To make the point more relevant to employees, he notes that even though a 6% deferral sounds like a lot to many employees, it amounts to about a half an hour of pay a day. “There is definitely a half an hour in a day that you can carve out for yourself,” he says in his presentation.

Joel Larsen, a certified financial planner with Larsen-Financial, Davis, Calif., says, “Retirement plans are all about education.”

He cites an example of a golf course in Sonoma, Calif., with 66 employees, 48 of whom are eligible to participate in the retirement plan. Half of the employees do not speak English.

When he started working with the plan sponsor, the plan had 11 participants. But with some education and work, Larsen says the participation rate among eligible employees jumped to nearly 60% and the deferral rate grew to around 10%.

The first step is to make sure the plan works well and has a good portfolio, Larsen notes. Then, make sure there is proper education, he continues.
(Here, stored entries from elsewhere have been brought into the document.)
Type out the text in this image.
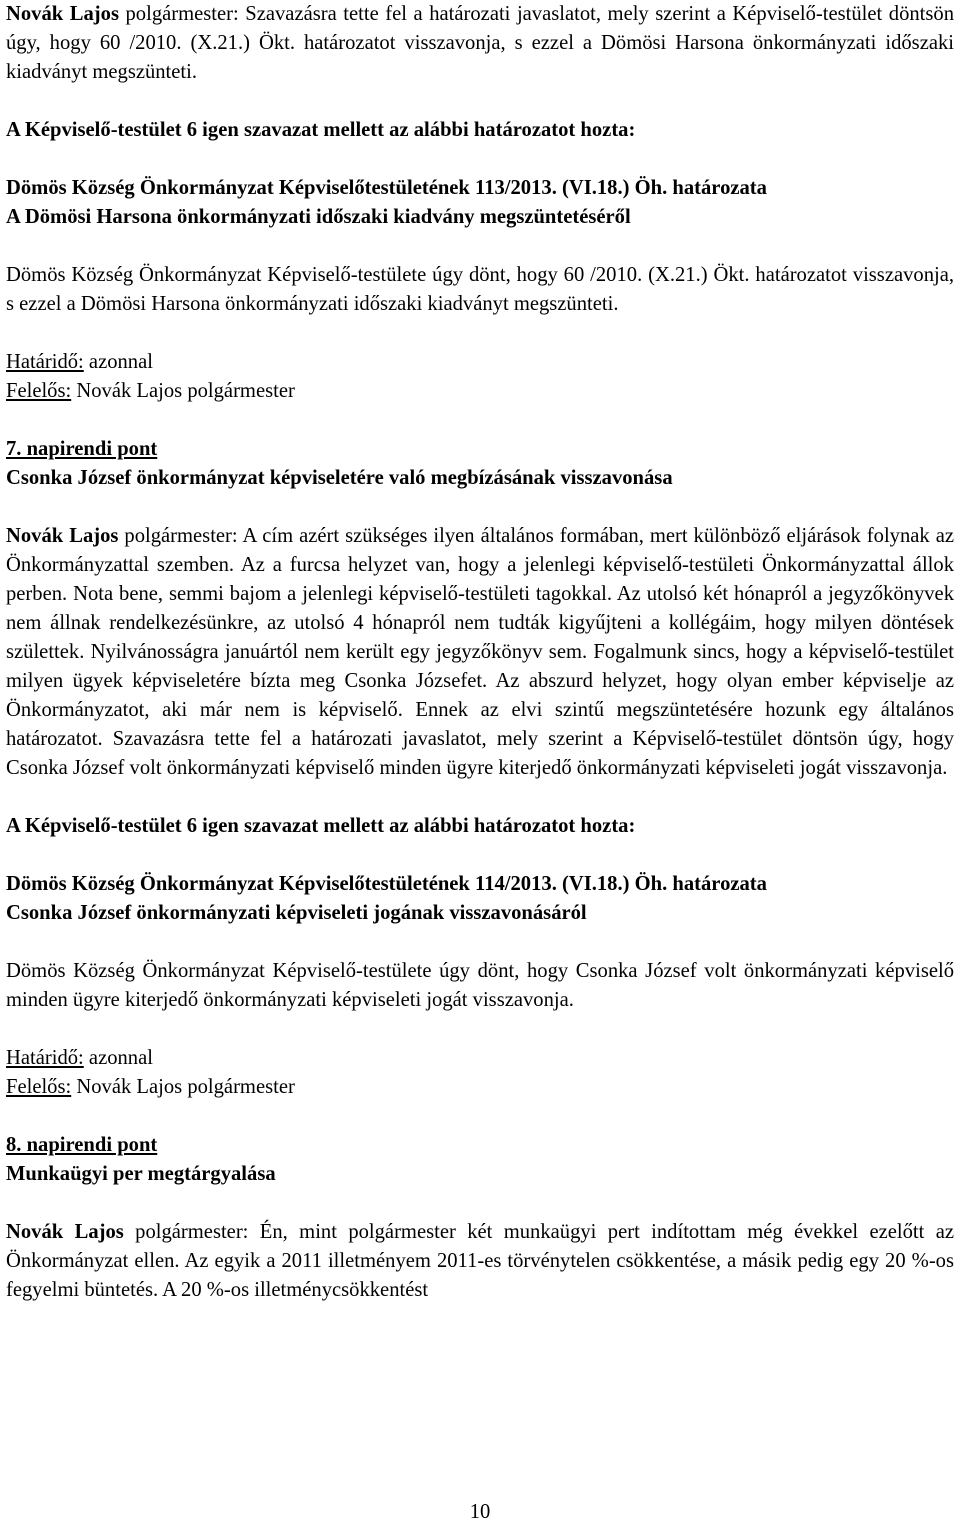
Novák Lajos polgármester: Szavazásra tette fel a határozati javaslatot, mely szerint a Képviselő-testület döntsön úgy, hogy 60 /2010. (X.21.) Ökt. határozatot visszavonja, s ezzel a Dömösi Harsona önkormányzati időszaki kiadványt megszünteti.

A Képviselő-testület 6 igen szavazat mellett az alábbi határozatot hozta:

Dömös Község Önkormányzat Képviselőtestületének 113/2013. (VI.18.) Öh. határozata

A Dömösi Harsona önkormányzati időszaki kiadvány megszüntetéséről

Dömös Község Önkormányzat Képviselő-testülete úgy dönt, hogy 60 /2010. (X.21.) Ökt. határozatot visszavonja, s ezzel a Dömösi Harsona önkormányzati időszaki kiadványt megszünteti.

Határidő: azonnal

Felelős: Novák Lajos polgármester

7. napirendi pont

Csonka József önkormányzat képviseletére való megbízásának visszavonása

Novák Lajos polgármester: A cím azért szükséges ilyen általános formában, mert különböző eljárások folynak az Önkormányzattal szemben. Az a furcsa helyzet van, hogy a jelenlegi képviselő-testületi Önkormányzattal állok perben. Nota bene, semmi bajom a jelenlegi képviselő-testületi tagokkal. Az utolsó két hónapról a jegyzőkönyvek nem állnak rendelkezésünkre, az utolsó 4 hónapról nem tudták kigyűjteni a kollégáim, hogy milyen döntések születtek. Nyilvánosságra januártól nem került egy jegyzőkönyv sem. Fogalmunk sincs, hogy a képviselő-testület milyen ügyek képviseletére bízta meg Csonka Józsefet. Az abszurd helyzet, hogy olyan ember képviselje az Önkormányzatot, aki már nem is képviselő. Ennek az elvi szintű megszüntetésére hozunk egy általános határozatot. Szavazásra tette fel a határozati javaslatot, mely szerint a Képviselő-testület döntsön úgy, hogy Csonka József volt önkormányzati képviselő minden ügyre kiterjedő önkormányzati képviseleti jogát visszavonja.

A Képviselő-testület 6 igen szavazat mellett az alábbi határozatot hozta:

Dömös Község Önkormányzat Képviselőtestületének 114/2013. (VI.18.) Öh. határozata

Csonka József önkormányzati képviseleti jogának visszavonásáról

Dömös Község Önkormányzat Képviselő-testülete úgy dönt, hogy Csonka József volt önkormányzati képviselő minden ügyre kiterjedő önkormányzati képviseleti jogát visszavonja.

Határidő: azonnal

Felelős: Novák Lajos polgármester

8. napirendi pont

Munkaügyi per megtárgyalása

Novák Lajos polgármester: Én, mint polgármester két munkaügyi pert indítottam még évekkel ezelőtt az Önkormányzat ellen. Az egyik a 2011 illetményem 2011-es törvénytelen csökkentése, a másik pedig egy 20 %-os fegyelmi büntetés. A 20 %-os illetménycsökkentést

10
Some advisors rely on the financial institution actually creating the plan to provide support, but some of these companies are deciding not to offer field support for smaller plans. Larsen says he does not blame these institutions because he believes it is the advisor’s job to educate.

Typically when he starts working with a plan, there is a 50% participation rate. Often, he says, the “shine wears off a new plan,” with people stopping contributions or not increasing their participation rates.

In order to keep employees interested, he says, he holds after-work education sessions for both employees and spouses. When he explains the impact of not contributing to a plan, it produces results, he says. “There is nothing that drives enrollment like a worried spouse,” Larsen notes.

In the case of the Sonoma golf course, he says, he held information sessions in Spanish. Larsen also plans to have the capacity to offer information in Mandarin, going forward.

But the perspective that a planner brings may be the major way a financial advisor can help increase participation and raise deferral rates of plan participants, he says. “A retirement plan is not a product, but if you’re a peddler, it is,” he explains. The plan should be a low-margin business if an advisor is doing it right, he adds.

Where a planner can benefit is in the potential client base that can be built if participants trust the planner enough to seek financial advice, Larsen explains.

In his practice, he says, there is no “$1 million cut-off” requirement, such as many financial planners have. “The idea is to actually take time to make a difference.” That is what people respond to, Larsen emphasizes.